K-Love radio station in Miami

WMLV (89.7 FM), branded as "K-Love", is a contemporary Christian-formatted radio station in Miami, Florida, owned by Educational Media Foundation. This listener supported, nonprofit public radio station had been owned by American Public Media Group (APMG), the parent nonprofit support organization of Minnesota Public Radio. The station was operated by Classical South Florida, a Florida nonprofit corporation owned by the American Public Media Group. The station's primary transmitter is located at 17107 SW 248 Street, 4.5 mi north of downtown Homestead.

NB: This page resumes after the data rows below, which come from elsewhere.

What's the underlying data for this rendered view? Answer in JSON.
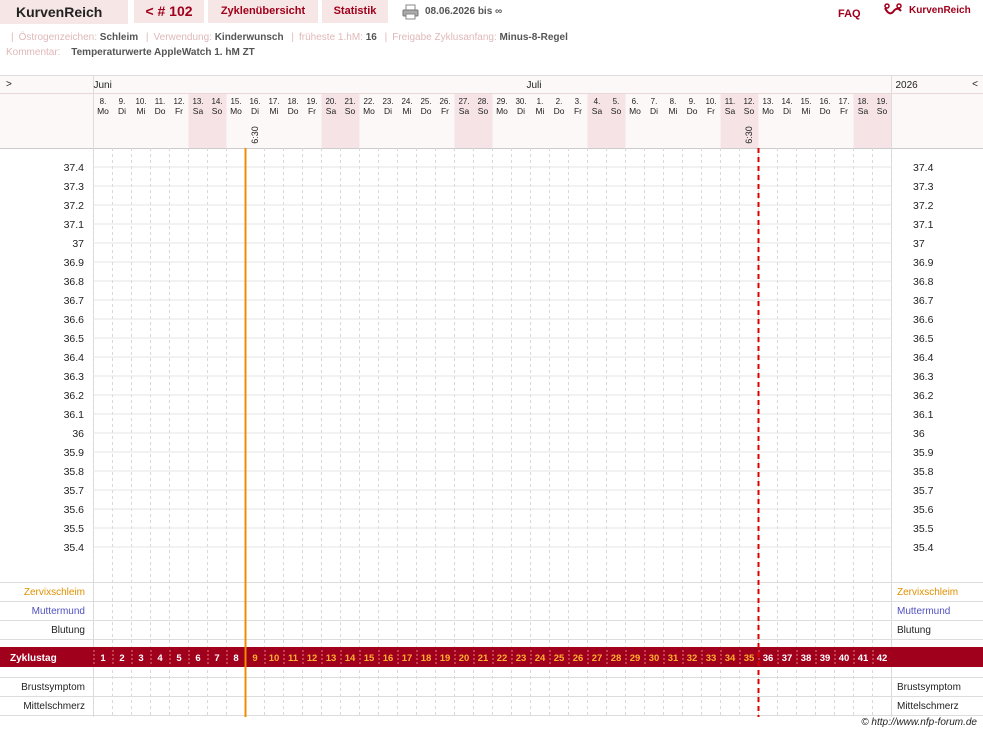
{
  "topbar": {
    "brand": "KurvenReich",
    "cycle_nav": "< # 102",
    "overview": "Zyklenübersicht",
    "stats": "Statistik",
    "date_range": "08.06.2026 bis ∞",
    "faq": "FAQ",
    "logo_text": "KurvenReich"
  },
  "info": {
    "row1": [
      {
        "label": "Östrogenzeichen:",
        "value": "Schleim"
      },
      {
        "label": "Verwendung:",
        "value": "Kinderwunsch"
      },
      {
        "label": "früheste 1.hM:",
        "value": "16"
      },
      {
        "label": "Freigabe Zyklusanfang:",
        "value": "Minus-8-Regel"
      }
    ],
    "comment_label": "Kommentar:",
    "comment_value": "Temperaturwerte AppleWatch 1. hM ZT"
  },
  "chart_data": {
    "type": "table",
    "nav_prev": ">",
    "nav_next": "<",
    "year": "2026",
    "months": [
      {
        "name": "Juni",
        "start_index": 0
      },
      {
        "name": "Juli",
        "start_index": 23
      }
    ],
    "days": [
      {
        "num": "8.",
        "wd": "Mo"
      },
      {
        "num": "9.",
        "wd": "Di"
      },
      {
        "num": "10.",
        "wd": "Mi"
      },
      {
        "num": "11.",
        "wd": "Do"
      },
      {
        "num": "12.",
        "wd": "Fr"
      },
      {
        "num": "13.",
        "wd": "Sa"
      },
      {
        "num": "14.",
        "wd": "So"
      },
      {
        "num": "15.",
        "wd": "Mo"
      },
      {
        "num": "16.",
        "wd": "Di"
      },
      {
        "num": "17.",
        "wd": "Mi"
      },
      {
        "num": "18.",
        "wd": "Do"
      },
      {
        "num": "19.",
        "wd": "Fr"
      },
      {
        "num": "20.",
        "wd": "Sa"
      },
      {
        "num": "21.",
        "wd": "So"
      },
      {
        "num": "22.",
        "wd": "Mo"
      },
      {
        "num": "23.",
        "wd": "Di"
      },
      {
        "num": "24.",
        "wd": "Mi"
      },
      {
        "num": "25.",
        "wd": "Do"
      },
      {
        "num": "26.",
        "wd": "Fr"
      },
      {
        "num": "27.",
        "wd": "Sa"
      },
      {
        "num": "28.",
        "wd": "So"
      },
      {
        "num": "29.",
        "wd": "Mo"
      },
      {
        "num": "30.",
        "wd": "Di"
      },
      {
        "num": "1.",
        "wd": "Mi"
      },
      {
        "num": "2.",
        "wd": "Do"
      },
      {
        "num": "3.",
        "wd": "Fr"
      },
      {
        "num": "4.",
        "wd": "Sa"
      },
      {
        "num": "5.",
        "wd": "So"
      },
      {
        "num": "6.",
        "wd": "Mo"
      },
      {
        "num": "7.",
        "wd": "Di"
      },
      {
        "num": "8.",
        "wd": "Mi"
      },
      {
        "num": "9.",
        "wd": "Do"
      },
      {
        "num": "10.",
        "wd": "Fr"
      },
      {
        "num": "11.",
        "wd": "Sa"
      },
      {
        "num": "12.",
        "wd": "So"
      },
      {
        "num": "13.",
        "wd": "Mo"
      },
      {
        "num": "14.",
        "wd": "Di"
      },
      {
        "num": "15.",
        "wd": "Mi"
      },
      {
        "num": "16.",
        "wd": "Do"
      },
      {
        "num": "17.",
        "wd": "Fr"
      },
      {
        "num": "18.",
        "wd": "Sa"
      },
      {
        "num": "19.",
        "wd": "So"
      }
    ],
    "time_labels": [
      {
        "day_index": 8,
        "text": "6:30"
      },
      {
        "day_index": 34,
        "text": "6:30"
      }
    ],
    "temperature_ticks": [
      "37.4",
      "37.3",
      "37.2",
      "37.1",
      "37",
      "36.9",
      "36.8",
      "36.7",
      "36.6",
      "36.5",
      "36.4",
      "36.3",
      "36.2",
      "36.1",
      "36",
      "35.9",
      "35.8",
      "35.7",
      "35.6",
      "35.5",
      "35.4"
    ],
    "rows": {
      "zervix": "Zervixschleim",
      "muttermund": "Muttermund",
      "blutung": "Blutung",
      "zyklustag": "Zyklustag",
      "brust": "Brustsymptom",
      "mittel": "Mittelschmerz"
    },
    "cycle_days": [
      "1",
      "2",
      "3",
      "4",
      "5",
      "6",
      "7",
      "8",
      "9",
      "10",
      "11",
      "12",
      "13",
      "14",
      "15",
      "16",
      "17",
      "18",
      "19",
      "20",
      "21",
      "22",
      "23",
      "24",
      "25",
      "26",
      "27",
      "28",
      "29",
      "30",
      "31",
      "32",
      "33",
      "34",
      "35",
      "36",
      "37",
      "38",
      "39",
      "40",
      "41",
      "42"
    ],
    "orange_from_cycle_day": 9,
    "orange_to_cycle_day": 35,
    "solid_marker_day_index": 8,
    "dashed_marker_day_index": 35,
    "colors": {
      "brand_red": "#a0001c",
      "weekend": "#f5e3e6",
      "marker_orange": "#f08c00",
      "marker_red": "#dd0000",
      "zervix_text": "#e09000",
      "muttermund_text": "#5050c0",
      "cycle_day_future": "#ffffff",
      "cycle_day_active": "#ffb030"
    }
  },
  "footer": "© http://www.nfp-forum.de"
}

WMLV's programming is simulcast on WFLV in West Palm Beach and WDLV in Fort Myers. As WKCP, it originally used translator station W270AD at 101.9 FM, until that station adopted National Public Radio (NPR) programming shortly after APMG purchased WPBI (now WFLV) from Barry Communications in May 2011. WPBI's main signal still ran NPR news briefs at the top of drive time hours, and its HD2 subchannel also carried NPR programming, which was simulcast on W270AD.

==Lawsuit by former listeners==
WMLV was formerly WMCU, a Christian radio station owned by Trinity University.

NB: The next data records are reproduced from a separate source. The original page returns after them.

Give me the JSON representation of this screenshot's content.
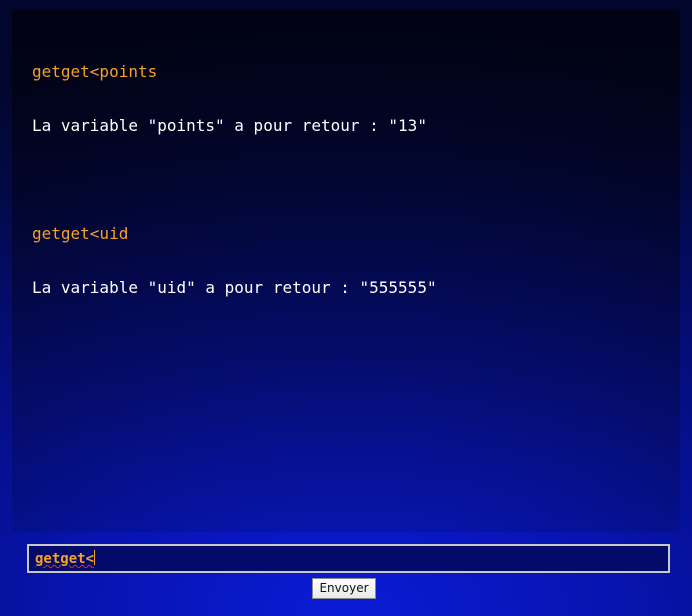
{
  "console": {
    "entries": [
      {
        "command": "getget<points",
        "response": "La variable \"points\" a pour retour : \"13\""
      },
      {
        "command": "getget<uid",
        "response": "La variable \"uid\" a pour retour : \"555555\""
      }
    ]
  },
  "input": {
    "value": "getget<"
  },
  "send_button": {
    "label": "Envoyer"
  },
  "colors": {
    "command": "#f5a02a",
    "response": "#ffffff",
    "background": "#050d7a"
  }
}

On October 19, 2007, the Christian Family Coalition spearheaded a lawsuit brought by two local residents, who filed suit against American Public Media and Trinity University and its officers, seeking an injunction and $15,000 in damages for the plaintiffs and an injunction to block the sale of WMCU and format change. The station signed back on a week prior to what was originally planned, partly in an effort to thwart any potential legal action prior to Federal Communications Commission (FCC) approval of the sale.

The FCC did eventually approve the sale, in March 2008, upheld following an Application for Review to the full FCC, and while the parties involved in the campaign to try to regain the frequency continued on for several years with the state, the station has not been affected by those other matters as the issues raised by those parties concerned the seller only.

==Sale to EMF and format change to K-Love==
On July 17, 2015, WKCP and the two other Classical South Florida stations were sold to Educational Media Foundation and switched to EMF's K-Love contemporary Christian format under new call letters, WMLV. In consequence, Christian programming resumed at 89.7 FM for the first time since 2008. EMF's purchase of WMLV, along with co-owned WDLV, WFLV, W214BD, and W270AD, was consummated on November 2, 2015, at a price of $21.7 million.